Meta-skills for Learning, Life and Work: Supporting Future-Ready Learning
The Scottish education system’s future ready focus recognises that preparing young people for the future means more than solely delivering subject knowledge. In a world shaped by rapid change, evolving labour markets and complex social challenges, learners need adaptable, transferrable skills that will serve them throughout their learning, life and work.
Within the Curriculum for Excellence (CfE), this ambition is clear. Increasingly, the national conversation is shifting towards meta-skills for learning, life and work — the basic human capabilities that underpin learning, wellbeing and success across all contexts.
What are meta-skills for learning, life and work?
Meta-skills for learning, life and work are lifelong abilities that enable us to face challenges, solve problems, and keep learning.
Unlike subject-specific skills, meta-skills are transferable across disciplines, careers and life situations. They are not learned once, but continually developed through experience, reflection and learning design.
These capabilities support both academic achievement and personal development, making them central to Scotland’s vision for education.
Meta-Skills within Curriculum for Excellence
Meta-skills for learning, life and work sit at the heart of Curriculum for Excellence. The four capacities of CfE — successful learners, confident individuals, responsible citizens and effective contributors — are, at their core, meta-skills in action.
They emphasise:
- Learner agency and independence
- Personal and social development
- Contribution beyond academic attainment
- Skills for learning, life and work
Education Scotland guidance, including Building the Curriculum, encourages schools to design learning that develops these broader skills alongside knowledge and understanding. In this way, meta-skills are not an add-on, but an integral part of high-quality learning and teaching.
Digital, interdisciplinary and skills-based learning
Scotland’s focus on digital learning, interdisciplinary learning (IDL) and flexible learner pathways relies heavily on meta-skills for learning, life and work. Effective collaboration, problem-solving, communication and self-regulation are essential for learners to thrive in blended, project-based and real-world learning contexts.

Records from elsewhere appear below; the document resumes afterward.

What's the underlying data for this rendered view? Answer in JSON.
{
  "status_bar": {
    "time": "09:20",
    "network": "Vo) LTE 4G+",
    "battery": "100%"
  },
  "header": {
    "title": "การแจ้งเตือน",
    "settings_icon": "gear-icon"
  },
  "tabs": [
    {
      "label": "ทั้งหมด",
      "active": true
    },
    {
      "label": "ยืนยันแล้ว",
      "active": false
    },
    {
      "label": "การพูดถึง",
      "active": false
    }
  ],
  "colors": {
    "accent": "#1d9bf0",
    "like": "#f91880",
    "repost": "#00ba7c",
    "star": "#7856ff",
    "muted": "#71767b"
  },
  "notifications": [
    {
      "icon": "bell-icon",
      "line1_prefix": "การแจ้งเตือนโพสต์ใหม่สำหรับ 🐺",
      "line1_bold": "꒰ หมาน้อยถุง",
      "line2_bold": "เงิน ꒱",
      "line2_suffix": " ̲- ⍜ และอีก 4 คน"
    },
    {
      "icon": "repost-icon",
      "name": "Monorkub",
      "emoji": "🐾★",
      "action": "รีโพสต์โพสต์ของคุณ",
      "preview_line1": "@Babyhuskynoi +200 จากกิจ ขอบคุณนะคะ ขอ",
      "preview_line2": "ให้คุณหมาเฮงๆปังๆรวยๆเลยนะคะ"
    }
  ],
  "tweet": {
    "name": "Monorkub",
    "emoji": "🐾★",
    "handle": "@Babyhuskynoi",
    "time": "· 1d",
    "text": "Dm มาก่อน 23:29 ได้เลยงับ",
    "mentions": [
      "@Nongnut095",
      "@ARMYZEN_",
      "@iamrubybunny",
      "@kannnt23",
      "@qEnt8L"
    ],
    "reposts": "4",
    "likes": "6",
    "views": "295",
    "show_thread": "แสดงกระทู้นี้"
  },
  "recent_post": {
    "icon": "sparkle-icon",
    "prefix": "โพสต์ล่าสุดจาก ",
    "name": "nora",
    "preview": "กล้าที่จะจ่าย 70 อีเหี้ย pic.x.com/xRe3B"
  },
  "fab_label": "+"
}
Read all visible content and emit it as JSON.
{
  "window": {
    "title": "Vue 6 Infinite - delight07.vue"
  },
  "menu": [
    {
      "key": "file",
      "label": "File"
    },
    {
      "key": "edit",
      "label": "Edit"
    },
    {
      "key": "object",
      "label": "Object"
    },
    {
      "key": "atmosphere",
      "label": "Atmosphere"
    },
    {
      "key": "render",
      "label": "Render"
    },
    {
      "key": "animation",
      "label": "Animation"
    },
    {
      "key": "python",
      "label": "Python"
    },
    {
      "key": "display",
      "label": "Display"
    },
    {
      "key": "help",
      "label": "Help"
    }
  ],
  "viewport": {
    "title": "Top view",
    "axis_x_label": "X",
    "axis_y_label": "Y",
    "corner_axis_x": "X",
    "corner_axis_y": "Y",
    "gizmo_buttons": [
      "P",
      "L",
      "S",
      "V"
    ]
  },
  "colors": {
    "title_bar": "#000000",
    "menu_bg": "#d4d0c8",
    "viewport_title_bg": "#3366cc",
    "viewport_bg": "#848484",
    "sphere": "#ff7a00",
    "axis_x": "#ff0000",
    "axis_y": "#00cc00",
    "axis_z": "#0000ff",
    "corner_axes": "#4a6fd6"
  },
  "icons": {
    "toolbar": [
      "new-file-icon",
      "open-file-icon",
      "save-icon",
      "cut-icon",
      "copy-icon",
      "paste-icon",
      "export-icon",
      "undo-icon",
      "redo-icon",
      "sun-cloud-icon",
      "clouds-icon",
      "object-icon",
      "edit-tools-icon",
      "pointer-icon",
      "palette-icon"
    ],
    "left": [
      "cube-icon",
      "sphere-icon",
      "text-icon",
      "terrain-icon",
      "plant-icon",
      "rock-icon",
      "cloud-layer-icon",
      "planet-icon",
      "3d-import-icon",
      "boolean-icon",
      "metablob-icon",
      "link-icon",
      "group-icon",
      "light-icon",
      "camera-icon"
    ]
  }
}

These capabilities are essential for success in blended, project-based and real-world learning experiences, where knowledge must be applied rather than simply recalled.
The challenge for schools and educators
While the importance of meta-skills for learning, life and work is widely acknowledged, schools and local authorities face real challenges in embedding them consistently:
- Making meta-skills explicit and visible in learning and assessment
- Embedding them consistently across stages and subjects
- Supporting staff confidence and shared language
- Measuring progress in skills that are developmental rather than binary
Educators are often already developing these capabilities – but without structured tools, shared frameworks or learner-friendly language, meta-skills can remain difficult to evidence.
Where Gen+ supports learning, life and work
Gen+ is designed to help schools bridge the gap between policy ambition and classroom reality by making meta-skills explicit, teachable and meaningful for both learners and educators.
Gen+ supports Scottish schools by:
1. Making meta-skills visible and learner-centred
Gen+ provides a clear, accessible framework for meta-skills that aligns with the four capacities of Curriculum for Excellence. Learners develop a shared language to understand, reflect on and articulate their skills.
2. Supporting wellbeing, resilience and self-management
Through structured reflection and development activities, Gen+ helps learners build emotional literacy, self-awareness and resilience; supporting Health and Wellbeing priorities within CfE and national improvement planning.
3. Embedding skills across learning, not as an add-on
Gen+ is designed to integrate with existing learning, rather than sit outside it. Schools can use it across curriculum areas, interdisciplinary projects, personal achievement awards and wider achievement tracking – reinforcing that meta-skills for learning, life, and work are developed everywhere.
4. Supporting educators and schools
For teachers and school leaders, Gen+ offers a practical way to:
- Evidence skills for learning, life and work
- Support consistent language across stages
- Align classroom practice with national priorities
- Strengthen learner voice and profiling
This makes meta-skills development manageable, measurable and meaningful, rather than another competing initiative.
Looking ahead
As Education Scotland and local authorities continue to emphasise future readiness, meta-skills will play a central role in how success is defined and experienced by young people in their learning, life and work.
By making these skills explicit and supporting their development in structured, learner-centred ways, schools can ensure that learners not only achieve academically, but are equipped with the confidence, resilience and adaptability they need to flourish now and in the future.
Gen+ exists to support that journey, helping Scottish schools turn the promise of meta-skills within the curriculum into everyday learning experiences that truly prepare young people for life beyond the classroom.